WHEN YOU WRITE..........IT MAKES EVERYTHING SO REAL. TONIGHT, FRIED GREEN TOMATOES IS ON TV.. THE FIRST AND LAST MOVIE THAT WE WENT TO.
IT SEEMS THAT I AM REMEMBERING ALL THE THINGS THAT MADE AMBER, AMBER. OH..GOD I MISS HER SO.
BEAU... WHAT A GOOD SON YOU ARE, NO ONE COULD HAVE TAKEN BETTER CARE OF HER. I KNOW HOW MUCH YOU MISS HER. IT ALWAYS SEEMS LIKE IT WAS A DREAM. AND SHE'LL CALL ME ANY MINUTE.
MY BEST TO YOU AND JEFF.
i think i said it last year, but that passage is especially painful and real for me. i've watched my sister go through 2 gran mal seizures...you're desription and emotions are spot-on with what i know to be true. thank you again, beau, for posting it.
i hope that the promise of spring is not lost on you. i suspect it is not.
xxoo,
JOHN
I can still scarcely grasp the finality of it all. I read your words again, they are incredibly painful, they burn like a hot knife, like they did last year. Is it really a year? I hate it when some things are not now and never will be quite the same. And for all it is to me, it must be many times worse for you and your brothers.
No sons could have been more caring, more supportive, more loving than the G boys were in those final months, those final days. None of you or your partners ever quit, ever flinched from the difficult challenges. It is a small comfort I know, but it is a magnificent legacy and an incomparable parting gift you all gave her. She deserved every bit of it.
This has me in tears, just like it did a year ago. What is it about the last line, that makes me cry harder?

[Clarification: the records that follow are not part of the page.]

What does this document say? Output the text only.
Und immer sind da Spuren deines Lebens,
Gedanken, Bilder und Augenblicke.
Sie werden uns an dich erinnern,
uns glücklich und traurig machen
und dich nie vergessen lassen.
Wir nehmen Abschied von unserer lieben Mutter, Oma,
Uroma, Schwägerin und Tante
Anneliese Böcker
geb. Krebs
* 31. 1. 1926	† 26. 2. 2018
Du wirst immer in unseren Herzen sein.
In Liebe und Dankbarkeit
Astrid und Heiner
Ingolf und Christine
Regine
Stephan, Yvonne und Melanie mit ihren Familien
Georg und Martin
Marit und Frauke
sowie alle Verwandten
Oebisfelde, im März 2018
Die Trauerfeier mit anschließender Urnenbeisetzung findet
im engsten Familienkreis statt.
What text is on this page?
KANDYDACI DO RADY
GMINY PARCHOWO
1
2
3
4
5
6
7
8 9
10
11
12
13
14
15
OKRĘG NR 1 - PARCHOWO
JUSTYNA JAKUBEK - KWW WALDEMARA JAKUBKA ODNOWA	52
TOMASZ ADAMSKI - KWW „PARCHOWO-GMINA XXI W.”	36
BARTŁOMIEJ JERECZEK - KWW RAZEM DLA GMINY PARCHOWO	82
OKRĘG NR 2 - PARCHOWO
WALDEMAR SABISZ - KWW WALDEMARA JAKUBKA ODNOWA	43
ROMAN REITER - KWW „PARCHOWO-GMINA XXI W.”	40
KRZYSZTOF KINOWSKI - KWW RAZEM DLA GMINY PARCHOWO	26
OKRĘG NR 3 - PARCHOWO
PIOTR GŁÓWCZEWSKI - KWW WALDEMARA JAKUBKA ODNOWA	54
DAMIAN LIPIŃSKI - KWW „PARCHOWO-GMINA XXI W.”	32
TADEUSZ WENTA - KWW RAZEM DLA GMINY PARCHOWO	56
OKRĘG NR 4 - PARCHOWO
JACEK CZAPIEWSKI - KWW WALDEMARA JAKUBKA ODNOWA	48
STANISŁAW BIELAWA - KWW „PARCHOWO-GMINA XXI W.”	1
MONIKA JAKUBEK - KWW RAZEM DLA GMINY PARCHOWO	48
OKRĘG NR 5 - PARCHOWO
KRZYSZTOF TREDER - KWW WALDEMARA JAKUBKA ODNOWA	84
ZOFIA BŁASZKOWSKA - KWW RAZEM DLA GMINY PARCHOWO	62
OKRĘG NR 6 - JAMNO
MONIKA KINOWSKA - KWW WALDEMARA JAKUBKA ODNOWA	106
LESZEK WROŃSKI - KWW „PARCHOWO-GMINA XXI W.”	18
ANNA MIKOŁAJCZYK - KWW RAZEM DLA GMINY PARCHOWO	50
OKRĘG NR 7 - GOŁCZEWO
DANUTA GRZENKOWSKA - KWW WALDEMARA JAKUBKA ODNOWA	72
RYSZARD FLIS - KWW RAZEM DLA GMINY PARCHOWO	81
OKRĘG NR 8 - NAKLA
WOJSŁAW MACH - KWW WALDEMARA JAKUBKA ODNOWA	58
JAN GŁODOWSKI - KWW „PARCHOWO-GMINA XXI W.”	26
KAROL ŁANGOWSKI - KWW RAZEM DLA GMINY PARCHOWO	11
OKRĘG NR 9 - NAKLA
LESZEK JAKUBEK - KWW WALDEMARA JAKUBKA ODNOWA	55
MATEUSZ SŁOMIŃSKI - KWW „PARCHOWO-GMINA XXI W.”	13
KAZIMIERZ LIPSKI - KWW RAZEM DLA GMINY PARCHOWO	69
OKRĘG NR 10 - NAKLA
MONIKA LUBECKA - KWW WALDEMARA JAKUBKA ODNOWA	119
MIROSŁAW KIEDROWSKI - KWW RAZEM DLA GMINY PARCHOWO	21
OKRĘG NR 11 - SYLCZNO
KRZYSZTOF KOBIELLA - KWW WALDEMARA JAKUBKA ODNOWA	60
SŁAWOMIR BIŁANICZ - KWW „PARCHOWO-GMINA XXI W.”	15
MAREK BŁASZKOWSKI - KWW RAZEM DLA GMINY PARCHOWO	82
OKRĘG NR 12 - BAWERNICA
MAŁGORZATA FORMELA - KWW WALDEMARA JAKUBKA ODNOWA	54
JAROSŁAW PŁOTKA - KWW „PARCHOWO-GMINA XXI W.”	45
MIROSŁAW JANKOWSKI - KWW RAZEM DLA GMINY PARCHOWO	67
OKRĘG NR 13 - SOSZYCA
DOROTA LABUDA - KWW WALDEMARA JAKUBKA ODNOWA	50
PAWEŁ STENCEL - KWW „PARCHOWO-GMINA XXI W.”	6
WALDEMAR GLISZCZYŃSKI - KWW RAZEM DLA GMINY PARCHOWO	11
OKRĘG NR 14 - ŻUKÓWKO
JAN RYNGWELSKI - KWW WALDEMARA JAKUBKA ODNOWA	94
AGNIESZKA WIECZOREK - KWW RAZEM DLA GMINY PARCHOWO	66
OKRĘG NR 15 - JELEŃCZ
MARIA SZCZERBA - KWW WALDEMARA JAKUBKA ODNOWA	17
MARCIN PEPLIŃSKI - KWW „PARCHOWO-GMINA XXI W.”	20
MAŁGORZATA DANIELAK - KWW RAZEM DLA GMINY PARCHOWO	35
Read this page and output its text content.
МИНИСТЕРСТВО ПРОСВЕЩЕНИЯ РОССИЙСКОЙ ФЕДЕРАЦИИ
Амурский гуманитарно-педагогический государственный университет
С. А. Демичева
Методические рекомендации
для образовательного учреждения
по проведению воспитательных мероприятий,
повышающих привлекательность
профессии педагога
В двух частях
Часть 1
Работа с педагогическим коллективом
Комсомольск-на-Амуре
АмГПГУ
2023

I adore you, Beau. As I was eating noodles from L'Annam last night, I thought of you (without having even visited your site yet) and toasted you silently. Now I know why. :-*
Hi Beau, this is Annie from Mexico, Amber's friend. I've been thinking about your Mom a lot lately, and about you guys. I hope you're all doing good. I heard Nichole had another baby boy, besides Mason and Reece. He most be a beauty too. How are Mitch and Sarah doing? And Rob? I wish I live closer to visit them once in a while. Please say hi if you ever talk to them... I miss Amber a lot, she was a friend like no one else.
I also miss her very much. Love to all of you from one more bawl bag.
I also miss her very much. Love to all of you from one more bawl bag.